Closed GeorgeBohw closed 6 years ago
Or which tag version of caffe this version use,so i can compare the code with it.
I have known the core code now!
But when i run my own caffe network,it tell me that it can reduce the memory consumption to 1.5G. Actually the memory used is up to 11G which occur error "out of memory".So i wonder whether this optimization code is just useful to some special netwok?
In my network,it has residual module....can it be resolved?
Now I found only " the split layer gather layer reshape layer and flatten layer" are optimization.How do i optimize the layer like convolution?How can i use the pervious memory?

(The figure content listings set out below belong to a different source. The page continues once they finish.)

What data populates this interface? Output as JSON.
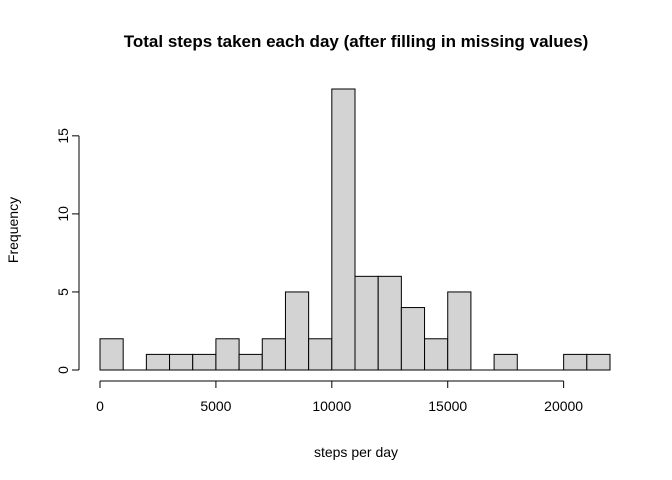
{
  "chart_data": {
    "type": "bar",
    "chart_subtype": "histogram",
    "title": "Total steps taken each day (after filling in missing values)",
    "xlabel": "steps per day",
    "ylabel": "Frequency",
    "bin_width": 1000,
    "bins": [
      {
        "start": 0,
        "end": 1000,
        "count": 2
      },
      {
        "start": 1000,
        "end": 2000,
        "count": 0
      },
      {
        "start": 2000,
        "end": 3000,
        "count": 1
      },
      {
        "start": 3000,
        "end": 4000,
        "count": 1
      },
      {
        "start": 4000,
        "end": 5000,
        "count": 1
      },
      {
        "start": 5000,
        "end": 6000,
        "count": 2
      },
      {
        "start": 6000,
        "end": 7000,
        "count": 1
      },
      {
        "start": 7000,
        "end": 8000,
        "count": 2
      },
      {
        "start": 8000,
        "end": 9000,
        "count": 5
      },
      {
        "start": 9000,
        "end": 10000,
        "count": 2
      },
      {
        "start": 10000,
        "end": 11000,
        "count": 18
      },
      {
        "start": 11000,
        "end": 12000,
        "count": 6
      },
      {
        "start": 12000,
        "end": 13000,
        "count": 6
      },
      {
        "start": 13000,
        "end": 14000,
        "count": 4
      },
      {
        "start": 14000,
        "end": 15000,
        "count": 2
      },
      {
        "start": 15000,
        "end": 16000,
        "count": 5
      },
      {
        "start": 16000,
        "end": 17000,
        "count": 0
      },
      {
        "start": 17000,
        "end": 18000,
        "count": 1
      },
      {
        "start": 18000,
        "end": 19000,
        "count": 0
      },
      {
        "start": 19000,
        "end": 20000,
        "count": 0
      },
      {
        "start": 20000,
        "end": 21000,
        "count": 1
      },
      {
        "start": 21000,
        "end": 22000,
        "count": 1
      }
    ],
    "xlim": [
      0,
      22000
    ],
    "ylim": [
      0,
      18
    ],
    "x_ticks": [
      0,
      5000,
      10000,
      15000,
      20000
    ],
    "y_ticks": [
      0,
      5,
      10,
      15
    ],
    "bar_fill": "#d3d3d3",
    "bar_stroke": "#000000",
    "grid": false,
    "legend": "none"
  }
}
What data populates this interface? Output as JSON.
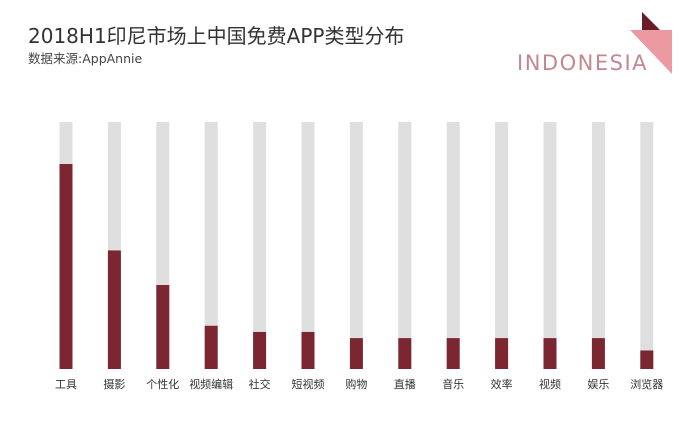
{
  "header": {
    "title": "2018H1印尼市场上中国免费APP类型分布",
    "subtitle": "数据来源:AppAnnie",
    "country": "INDONESIA"
  },
  "colors": {
    "bar": "#7b2630",
    "track": "#dfdfdf",
    "accent": "#ec9aa2",
    "accent_dark": "#6b1c28"
  },
  "icons": {
    "corner": "corner-triangle-icon"
  },
  "chart_data": {
    "type": "bar",
    "title": "2018H1印尼市场上中国免费APP类型分布",
    "categories": [
      "工具",
      "摄影",
      "个性化",
      "视频编辑",
      "社交",
      "短视频",
      "购物",
      "直播",
      "音乐",
      "效率",
      "视频",
      "娱乐",
      "浏览器"
    ],
    "values": [
      83,
      48,
      34,
      17.5,
      15,
      15,
      12.5,
      12.5,
      12.5,
      12.5,
      12.5,
      12.5,
      7.5
    ],
    "ylim": [
      0,
      100
    ],
    "grid": false,
    "legend": "none"
  }
}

There is no magic in engineering.
Theoretically, in training, you can only save at most 50% of memory footprint without sacrificing the speed or accuracy. The optimization we provide is a general technique that applies to any network, regardless of what operations you use. And it is not in the split and gather layers. In net.cpp
you can find the memory optimization routine.
@yjxiong Thanks much for ur response. Now i have a network which runs a module part twice,so i consider to use this optimization tech to optimize it. For example "ConvNdBackward17_data" and "ConvNdBackward190_data" respectively correspond to the first and second run of the module part. I think they can share a same memory.
Now i am trying to do that ,but failed (some errors), i wonder whether this tech can do that ,can you tell me?I found in ur code,it just optimizates it in the same layer.If do that accross layers(just like ConvNdBackward17_data and ConvNdBackward190_data),can this tech do the task?
Thank you advanced!
Just like the flow calculation which is a part of the network. In this network,i need to calculate flow(image1,image2) and flow(iamge2,image1). ConvNdBackward17_data ConvNdBackward190_data is their corresponding convolution layer.
The optimization runs in a global manner. To allow the framework to reuse memory in forwarding you have to be in testing mode and enable optimize_test
in the network setting.
Basically, if you need backpropagation for one layer, its memory cannot be reused by other layers.
Thanks!
I want to know where is the core code ,can anybody tell me about that,especially the free and malloc added by the author who optimizes it! Thank you !